Let me give you an example of the changing nature of crises and therefore crisis response. About 2-3 years ago, Dominos Pizza was in major crisis mode after a foolish employee did disgusting things to pizza and posted the video of it on YouTube. Now, it seems there is a video of the young and stupid fast food employees doing something disgusting on YouTube almost every day. When crises become every day occurrences they no longer count as crises. While companies still need to respond to such activity, the response needs to be measured, and measured by the degree of virality and public reaction.

There were a number of people on social media following the accident who said they’d never fly again. Understandable reaction, to some degree, particularly when the horrible image of the plane’s tail hitting the seawall was captured on video and played ten thousand times on cable. But, does this mean it is a crisis for the airline industry? And what about Asiana? Will their business decline significantly as a result of this crash? Even more to the point, will it decline because their PR isn’t meeting our high standards of sympathetic crisis response?

I doubt it. People know in their brains, if not their guts, that flying is safe, in fact the safest mode of transport there is.
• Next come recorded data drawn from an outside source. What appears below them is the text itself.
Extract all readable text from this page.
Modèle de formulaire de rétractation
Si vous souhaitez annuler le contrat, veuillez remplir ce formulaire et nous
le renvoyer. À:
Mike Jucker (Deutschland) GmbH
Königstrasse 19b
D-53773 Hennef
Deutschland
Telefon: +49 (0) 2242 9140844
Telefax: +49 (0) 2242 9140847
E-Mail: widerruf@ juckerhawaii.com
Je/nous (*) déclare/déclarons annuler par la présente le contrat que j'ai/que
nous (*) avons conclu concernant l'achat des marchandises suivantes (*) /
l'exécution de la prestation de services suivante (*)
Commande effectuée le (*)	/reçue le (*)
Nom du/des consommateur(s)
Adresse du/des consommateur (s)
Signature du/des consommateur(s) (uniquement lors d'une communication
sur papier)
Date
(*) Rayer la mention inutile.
If they want or need to fly, they will. Whether they choose Asiana or United depends mostly on the route, timing and price. True enough, I will avoid Allegiant Airlines at practically all costs because of my very negative experience with them.  But, except for those 300 or so people on board, most have not had a negative experience with Asiana, nor are they hearing a ton of stories about what a horrible, unsafe airline it is.

So, was the Asiana executive right in saying now is not the proper time to manage a company’s image? No, but the fault is in their faulty understanding of how a reporter and us PR types would react to that statement. If they mean, as I suspect they do, now is the time to focus on the passengers and families of those who survived the crash and those who did not, get about the business of understanding what happened, do what is necessary and prudent to make sure it doesn’t happen again, and communicate openly about all of this, they are not wrong at all.